Investigation of Charge-Carrier Dynamics in Organo-halide Perovskite and Colloidal Quantum Dot Semiconductors

Open Access
Author:
Stewart, Robert J
Graduate Program:
Chemistry
Degree:
Doctor of Philosophy
Document Type:
Dissertation
Date of Defense:
June 27, 2016
Committee Members:
  • John B Asbury, Dissertation Advisor
  • John B Asbury, Committee Chair
  • Raymond Edward Schaak, Committee Member
  • Mark Maroncelli, Committee Member
  • Noel Christopher Giebink, Outside Member
Keywords:
  • physical chemistry
  • spectroscopy
  • semiconductor
  • solar cell
  • quantum dot
  • organo-halide perovskite
Abstract:
Crystallite surfaces often dominate the optical and electronic properties of nanocrystalline semiconductors because the fraction of atoms at the surface experience different crystal field environments than bulk atoms, and as a consequence, surfaces influence the energetic landscape of the entire crystallite. Contributing electronic states that are either isoenergetic or below the semiconductor band edges, surface states mediate charge conduction and recombination - two critical processes in optoelectronic device performance. Utilizing a combination of inorganic synthesis, surface characterization, and time-resolved optical spectroscopy, the research presented herein begins to identify the link between charge carrier dynamics and the underlying surface chemistry in two emerging, yet promising, nanocrystal semiconductor systems: organo-halide perovskites and colloidal quantum dots (CQD).
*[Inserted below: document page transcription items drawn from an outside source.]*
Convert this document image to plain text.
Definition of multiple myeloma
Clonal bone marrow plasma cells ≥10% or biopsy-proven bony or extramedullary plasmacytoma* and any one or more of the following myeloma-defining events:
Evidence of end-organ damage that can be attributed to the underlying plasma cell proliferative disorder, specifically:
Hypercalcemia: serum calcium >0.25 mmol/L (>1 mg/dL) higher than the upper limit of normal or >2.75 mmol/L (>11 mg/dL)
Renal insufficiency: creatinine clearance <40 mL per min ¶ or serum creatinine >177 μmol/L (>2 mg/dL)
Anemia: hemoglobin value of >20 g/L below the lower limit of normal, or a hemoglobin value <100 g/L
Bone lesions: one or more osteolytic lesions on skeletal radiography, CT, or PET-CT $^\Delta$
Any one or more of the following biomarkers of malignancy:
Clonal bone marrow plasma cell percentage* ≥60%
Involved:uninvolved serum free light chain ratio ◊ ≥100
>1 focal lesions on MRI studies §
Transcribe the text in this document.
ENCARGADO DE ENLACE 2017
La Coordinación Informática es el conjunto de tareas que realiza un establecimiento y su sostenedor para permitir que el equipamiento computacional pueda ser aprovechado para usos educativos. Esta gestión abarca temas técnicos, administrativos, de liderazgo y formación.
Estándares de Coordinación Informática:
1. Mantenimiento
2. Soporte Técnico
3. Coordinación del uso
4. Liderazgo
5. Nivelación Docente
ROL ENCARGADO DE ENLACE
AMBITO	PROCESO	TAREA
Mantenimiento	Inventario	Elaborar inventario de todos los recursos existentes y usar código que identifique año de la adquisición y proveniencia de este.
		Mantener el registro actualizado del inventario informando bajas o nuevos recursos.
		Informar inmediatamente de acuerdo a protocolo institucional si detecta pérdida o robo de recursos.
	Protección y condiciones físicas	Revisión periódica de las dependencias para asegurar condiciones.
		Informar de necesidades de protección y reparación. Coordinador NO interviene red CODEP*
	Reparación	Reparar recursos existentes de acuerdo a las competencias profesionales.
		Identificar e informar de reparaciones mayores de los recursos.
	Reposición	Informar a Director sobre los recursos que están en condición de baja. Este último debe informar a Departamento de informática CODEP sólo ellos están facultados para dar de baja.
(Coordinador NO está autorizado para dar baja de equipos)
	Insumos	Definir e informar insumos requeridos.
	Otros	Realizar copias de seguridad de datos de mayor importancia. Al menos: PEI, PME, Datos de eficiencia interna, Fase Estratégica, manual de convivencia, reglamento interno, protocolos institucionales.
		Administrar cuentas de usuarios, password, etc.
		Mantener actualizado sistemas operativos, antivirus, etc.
Notably, my research provided one of the first reports that charge recombination centers in lead halide perovskite films are localized almost exclusively on the surface of crystallites. Passivation of these nanocrystal surfaces with small molecules that contain strongly coordinating functional groups caused charge-carrier lifetimes in perovskite thin-films to approach the bulk radiative limit reported for single crystal analogues. Likewise, my research contributed to an understanding that surfaces in lead sulfide (PbS) CQDs produce electronic energy levels that are sufficiently delocalized to provide charge conduction pathways in CQD thin-film arrays. Given the strong coupling to the QD surface, charge carrier diffusion lengths were shown to be highly sensitive to the character of surface-bound ligands. My PhD research highlights the importance of understanding the interplay between surface chemistry and nanocrystal semiconductor photophysics as well iv as the importance of selecting surface treatment strategies capable of passivating diverse surfaces to eliminate energetic inhomogeneity while simultaneously allowing strong electronic coupling across interfaces.